她已經緊張一整個禮拜了。清晨7點我推著輪椅在一行7、8個病人的隊伍中,一齊走向開刀房。原來每天每天,從一大早開始,就有那麼多人像生產線一樣,魚貫被推進手術室修復。接下來枯等的5小時,在恍惚中過去了。再看見她,心裡一片空白。
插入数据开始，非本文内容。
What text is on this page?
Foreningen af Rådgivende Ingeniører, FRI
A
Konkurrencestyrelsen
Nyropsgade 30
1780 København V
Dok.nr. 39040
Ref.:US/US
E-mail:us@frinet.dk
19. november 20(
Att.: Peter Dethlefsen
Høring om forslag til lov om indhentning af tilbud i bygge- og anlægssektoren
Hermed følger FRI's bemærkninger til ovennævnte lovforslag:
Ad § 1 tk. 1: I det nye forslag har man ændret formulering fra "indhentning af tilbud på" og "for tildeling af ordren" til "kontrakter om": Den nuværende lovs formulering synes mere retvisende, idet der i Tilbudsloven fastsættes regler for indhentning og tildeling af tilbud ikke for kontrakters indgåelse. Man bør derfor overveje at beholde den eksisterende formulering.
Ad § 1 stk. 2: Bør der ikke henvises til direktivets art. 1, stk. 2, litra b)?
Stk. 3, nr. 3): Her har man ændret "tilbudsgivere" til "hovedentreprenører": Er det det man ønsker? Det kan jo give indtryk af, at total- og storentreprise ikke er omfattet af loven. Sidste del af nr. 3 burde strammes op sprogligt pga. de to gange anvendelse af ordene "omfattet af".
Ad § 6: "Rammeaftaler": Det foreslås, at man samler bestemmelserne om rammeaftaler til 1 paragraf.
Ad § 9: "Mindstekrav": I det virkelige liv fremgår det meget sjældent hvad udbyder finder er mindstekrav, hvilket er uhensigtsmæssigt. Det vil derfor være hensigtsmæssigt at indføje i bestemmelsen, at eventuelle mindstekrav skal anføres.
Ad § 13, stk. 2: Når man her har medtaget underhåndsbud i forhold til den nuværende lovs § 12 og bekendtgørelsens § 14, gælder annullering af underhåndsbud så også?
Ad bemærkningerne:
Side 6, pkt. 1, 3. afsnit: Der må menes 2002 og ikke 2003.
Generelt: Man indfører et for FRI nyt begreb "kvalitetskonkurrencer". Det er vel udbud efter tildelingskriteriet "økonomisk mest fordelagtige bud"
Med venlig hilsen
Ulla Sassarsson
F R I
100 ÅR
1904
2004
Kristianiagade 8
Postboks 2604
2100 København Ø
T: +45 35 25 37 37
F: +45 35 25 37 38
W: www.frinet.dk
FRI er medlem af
護士看出我的不安,先解釋了老媽臉部浮腫是因為長時間趴著背部開刀。而麻醉未退,老媽比我更恍惚。從醫護人員手中接過她,我一時不知道該用甚麼情緒與表情,來處理眼前的狀態。她瞬間從過去萬能的老媽,變成連起立、翻身都做不到的孱弱病人。於是我只好面無表情,試圖掩飾所有知名不知名的。
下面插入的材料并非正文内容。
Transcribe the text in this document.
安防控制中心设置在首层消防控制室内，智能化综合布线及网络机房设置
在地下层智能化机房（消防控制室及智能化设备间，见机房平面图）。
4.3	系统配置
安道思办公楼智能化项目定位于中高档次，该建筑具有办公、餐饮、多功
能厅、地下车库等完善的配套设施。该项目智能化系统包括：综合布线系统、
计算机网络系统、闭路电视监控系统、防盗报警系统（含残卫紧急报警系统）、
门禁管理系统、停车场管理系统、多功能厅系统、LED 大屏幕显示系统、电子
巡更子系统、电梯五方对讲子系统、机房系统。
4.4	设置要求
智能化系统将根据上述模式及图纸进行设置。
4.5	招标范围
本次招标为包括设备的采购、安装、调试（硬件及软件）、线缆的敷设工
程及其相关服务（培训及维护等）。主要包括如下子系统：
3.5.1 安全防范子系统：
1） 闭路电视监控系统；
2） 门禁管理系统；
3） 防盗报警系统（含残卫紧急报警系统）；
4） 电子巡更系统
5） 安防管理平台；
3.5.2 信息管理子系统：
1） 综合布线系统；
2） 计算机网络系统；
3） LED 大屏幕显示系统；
她終究是堅強的台灣女性,術後不到6小時,就堅持下床走動。這次我不當死孩子了,要當溫柔的南丁格爾。

2 則留言:

匿名 提到...

希望阿姨早日康復

匿名 提到...

我們也一起祝福你媽媽喲.加油!
或者,在多裝一袋新鮮收割的米,煮煮稀飯都美味,有好胃口,就會有好體力.過來一趟吧.阿德和昀儀隨時都在.